A
u début étaient les singes. Grands, velus. Et les elfes, et les centaures, et les fantômes. Tous puissants et bien membrés. Puis arrivèrent simultanément les Hommes, uniquement intéressés par le sexe, et les Géants, uniquement intéressés par la nourriture. Géographiquement parlant, les deux zones ne sont pas très éloignées. Les Géants mangent les Hommes, les hommes prennent les femmes, les elfes regardent, le reste est caché. Et tout finit dans un grand éclat de rire.
Pauvre Goya! Quand il a peint en 1823 son magistral Saturne dévorant l'un de ses enfants, il imaginait certainement faire peur aux petits enfants comme le héros du Bonheur des Ogres de Pennac. Mais aurait-il pu penser être pris pour base du "mushroomic art", mouvement qui se définit lui-même comme poussant sur la pourriture ?
On ressort de sa poche, toute prête, la bonne vieille querelle des Anciens et des Modernes. Celle du XVIIème, celle qui a pris en otage la première d'Hernani au Théâtre Français, celle qui utilisait comme prétexte la présence d'oeuvres de Picasso dans les musées nationaux. Celle qui oppose les tenants d'une modernité flamboyante et novatrice et les partisans d'une sagesse et d'un respect des oeuvres plus-que-centenaires et faisant déjà partie de la mémoire collective. Et tout ça pour quoi ? Pour un ouvrage qui se dénomme lui-même Art Book, et qui est effectivement composé d'une suite d'images reliées entre elles par un thème. Au fait, ce thème, quel est-il exactement ? "La découverte de la poésie" ou "Verge : évolutions, formes et tendances"? Allons, nous sommes des lecteurs modernes, ce ne sont pas quelques sexes en érection qui vont nous choquer ... En revanche, comme toujours, leur exposition sans détour et leur utilisation sans raison agacent, dussent-t-elles être le fait d'êtres primaires esclaves de pulsions qui ne le sont pas moins.

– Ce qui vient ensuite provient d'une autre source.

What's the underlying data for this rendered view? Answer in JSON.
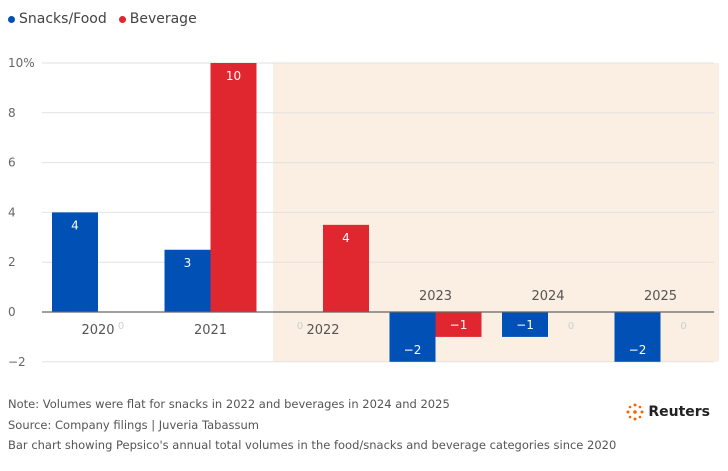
{
  "legend": {
    "items": [
      {
        "name": "Snacks/Food",
        "color": "#0050b5"
      },
      {
        "name": "Beverage",
        "color": "#e0262f"
      }
    ]
  },
  "chart_data": {
    "type": "bar",
    "categories": [
      "2020",
      "2021",
      "2022",
      "2023",
      "2024",
      "2025"
    ],
    "series": [
      {
        "name": "Snacks/Food",
        "values": [
          4,
          2.5,
          0,
          -2,
          -1,
          -2
        ],
        "labels": [
          "4",
          "3",
          "0",
          "−2",
          "−1",
          "−2"
        ]
      },
      {
        "name": "Beverage",
        "values": [
          0,
          10,
          3.5,
          -1,
          0,
          0
        ],
        "labels": [
          "0",
          "10",
          "4",
          "−1",
          "0",
          "0"
        ]
      }
    ],
    "ylim": [
      -2,
      10
    ],
    "yticks": [
      "−2",
      "0",
      "2",
      "4",
      "6",
      "8",
      "10%"
    ],
    "ytick_values": [
      -2,
      0,
      2,
      4,
      6,
      8,
      10
    ],
    "shaded_range": {
      "from": "2022",
      "to": "2025",
      "color": "#fbeee2"
    }
  },
  "footer": {
    "note": "Note: Volumes were flat for snacks in 2022 and beverages in 2024 and 2025",
    "source": "Source: Company filings | Juveria Tabassum",
    "description": "Bar chart showing Pepsico's annual total volumes in the food/snacks and beverage categories since 2020"
  },
  "logo": {
    "text": "Reuters",
    "color": "#fa6400"
  }
}
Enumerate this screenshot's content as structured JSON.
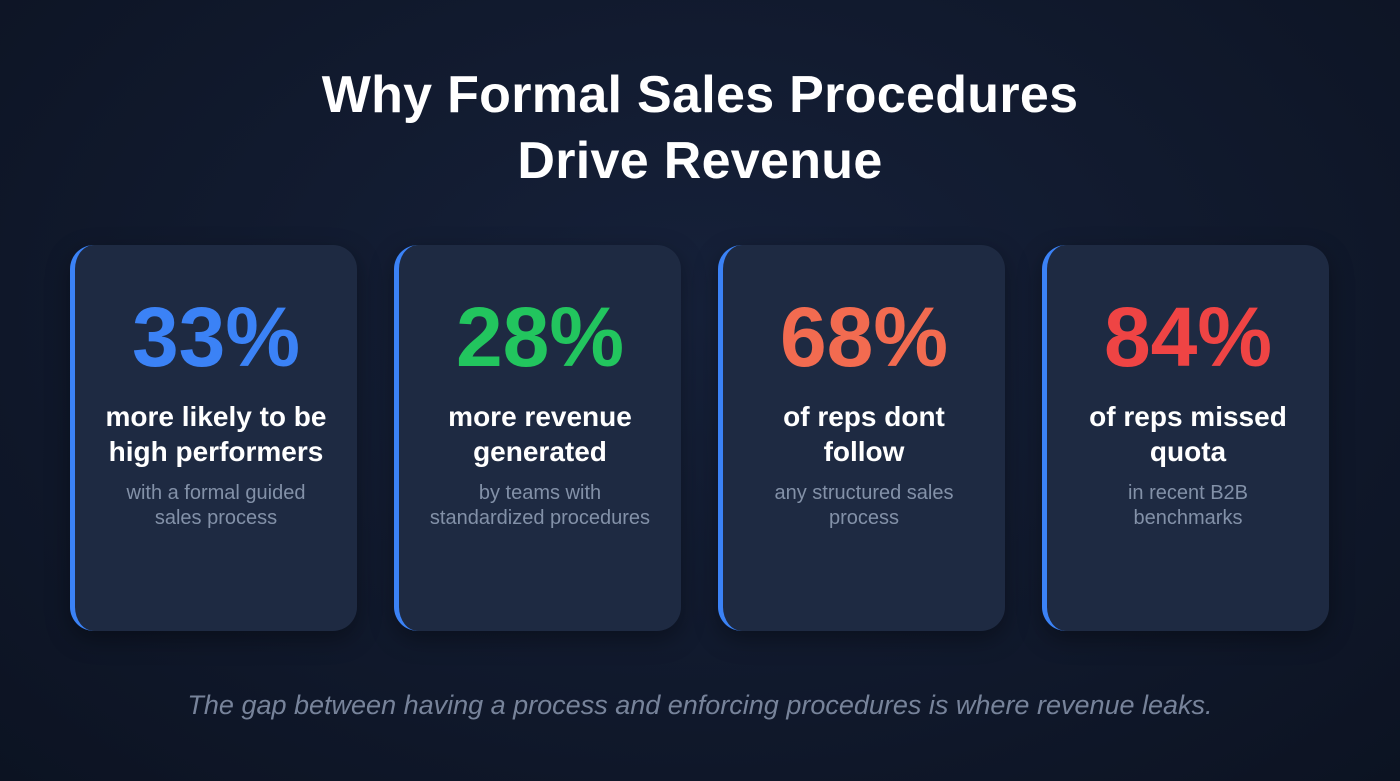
{
  "title": {
    "line1": "Why Formal Sales Procedures",
    "line2": "Drive Revenue"
  },
  "accent": "#3b82f6",
  "cards": [
    {
      "value": "33%",
      "color": "#3b82f6",
      "headline": "more likely to be high performers",
      "detail": "with a formal guided sales process"
    },
    {
      "value": "28%",
      "color": "#22c55e",
      "headline": "more revenue generated",
      "detail": "by teams with standardized procedures"
    },
    {
      "value": "68%",
      "color": "#f26b50",
      "headline": "of reps dont follow",
      "detail": "any structured sales process"
    },
    {
      "value": "84%",
      "color": "#ef4444",
      "headline": "of reps missed quota",
      "detail": "in recent B2B benchmarks"
    }
  ],
  "footer": "The gap between having a process and enforcing procedures is where revenue leaks."
}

Pourtant, ça partait bien : le graphisme travaillé est de ceux qui plaisent, la reprise de légendes antiques dans un noir et blanc puissant et empli de symboles est à la mode ( L'Âge de Bronze en est un bon exemple), les livres gros et chers ont la cote. Mais Delmas et Carabas tombent sur un os : un art-book, ce n'est pas une BD, et à 50€ l'exemplaire on peut se payer le luxe d'une démarche artistique plus aboutie que celle qui consiste à se contenter d'un basique "je colle des images les unes à côté des autres sans fil conducteur". Une déception donc. L'oeuvre s'annonce trilingue mais à force d'obscurantisme ne nous parle pas, la liberté qu'elle brandit comme un étendard lui ayant fait confondre quantité et qualité.
C'est un album qui n'est pas totalement inintéressant. Il trouve la force d'être verbeux sans qu'un seul mot ne soit prononcé... à part le rire de fin mais qui nous laisse sur la nôtre.